The past is a charnel pit with perversities and systemic rituals that continue to foul the air of the present like a pall; no one escapes untainted in this grimly fiendish adaptation of Stieg Larsson's bestselling novel. The first in a trilogy, its Swedish title – Men Who Hate Women
– cuts to the heartlessness of the matter far more swiftly and explicitly than its English retitling, but there you go. Director Oplev retains the English title but reportedly keeps much of the book's brutally meditative vision intact; I haven't read the source material, but if its scenes of revenging antiheroines and predatory policemen are as intense and disturbing as the nonsequential sequences that Oplev and adapting screenwriters Nikolaj Arcel and Rasmus Heisterberg have fashioned for the screen, then Larsson's novel has just bumped Dan Simmons' Black Hills
off the top of my summer reading list.
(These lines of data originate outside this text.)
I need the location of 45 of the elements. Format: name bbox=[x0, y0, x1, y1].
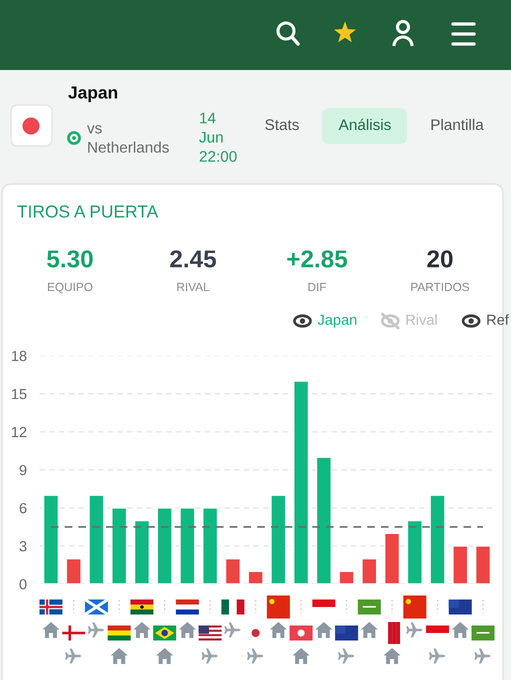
bar bbox=[338, 570, 355, 584]
y-tick-label: 6 bbox=[20, 503, 26, 514]
bar bbox=[474, 545, 492, 584]
text: Rival bbox=[406, 314, 437, 325]
bar bbox=[66, 558, 82, 584]
y-tick-label: 3 bbox=[20, 541, 26, 552]
bar bbox=[293, 380, 310, 584]
chart-title: TIROS A PUERTA bbox=[17, 205, 158, 218]
text: 20 bbox=[427, 250, 453, 268]
ref-line-label: Ref bbox=[487, 314, 509, 325]
text: 2.45 bbox=[170, 250, 216, 268]
bar bbox=[316, 456, 332, 584]
bar bbox=[224, 558, 241, 584]
bar bbox=[179, 507, 196, 584]
text: 5.30 bbox=[47, 250, 93, 268]
bar bbox=[384, 532, 400, 584]
text: PARTIDOS bbox=[411, 282, 470, 292]
bar bbox=[134, 520, 150, 584]
bar bbox=[406, 520, 423, 584]
text: Stats bbox=[265, 119, 299, 130]
bar bbox=[202, 507, 218, 584]
y-tick-label: 9 bbox=[20, 464, 26, 476]
text: DIF bbox=[308, 282, 326, 292]
bar bbox=[156, 507, 173, 584]
bar bbox=[270, 494, 286, 584]
y-tick-label: 18 bbox=[12, 350, 26, 362]
text: +2.85 bbox=[287, 250, 348, 268]
bar bbox=[429, 494, 446, 584]
text: Japan bbox=[318, 314, 356, 328]
text: EQUIPO bbox=[48, 282, 92, 294]
text: Plantilla bbox=[432, 118, 484, 130]
bar bbox=[361, 558, 378, 584]
y-tick-label: 12 bbox=[12, 426, 26, 438]
bar bbox=[42, 494, 60, 584]
bar bbox=[248, 570, 264, 584]
text: 14 Jun 22:00 bbox=[199, 112, 237, 162]
bar bbox=[452, 545, 468, 584]
text: Japan bbox=[68, 86, 118, 102]
text: RIVAL bbox=[177, 282, 210, 292]
bar bbox=[88, 494, 105, 584]
bar bbox=[111, 507, 128, 584]
y-tick-label: 0 bbox=[20, 579, 27, 590]
text: vs Netherlands bbox=[87, 125, 169, 153]
text: Análisis bbox=[338, 118, 391, 130]
y-tick-label: 15 bbox=[12, 389, 26, 400]
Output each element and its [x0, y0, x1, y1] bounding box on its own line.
On the face of it, the film is something of an investigatively inclined thriller in the faux historical vein of Dan Brown's Da Vinci
books. However, The Girl With the Dragon Tattoo
quickly realizes itself as something far more intriguing, better written, and no less sensationally topical than the Catholic Church's history in what is now the European Union. Chief among those intrigues is the disappearance, some 40 years earlier, of a young girl from a Swedish island. She was the niece of a now-82-year-old retired industrialist, Henrik Vanger (Taube, looking disconcertingly like Max von Sydow), who hires Stockholm-based journalist Mikael Blomkvist (Nyqvist) to investigate the seemingly impenetrable cold case. Running parallel to and finally weaving its way into Blomkvist's own storyline is the scrutiny of the fearsomely independent and black-clad, cycle-riding female hacker Lisbeth Salander (the aptly named Rapace): the girl with the dragon tattoo. Multilayered with varying strata of social commentary (the late author Larsson was himself a socially conscious journalist), the film has a taste for bleak exposé that seems more in line with the work of equally decedent Dutch provocateur Theo van Gogh. Oplev's film is deftly calculated to thrill even as it repulses. This is not your mother's murder mystery, unless your mother's maiden name is de Sade and she has an appallingly bleak vision of modern society that occasionally fixates on the historical misdeeds of the corporate/industrial world and the correction thereof. Still, for all its girth – the American cut runs to 152 minutes – this is an icily sleek masterwork of sustained suspense, much like Rapace's visceral, envelope-pushing performance. It's not, clearly, for everyone, but it is – like Rapace – a remarkable piece of work.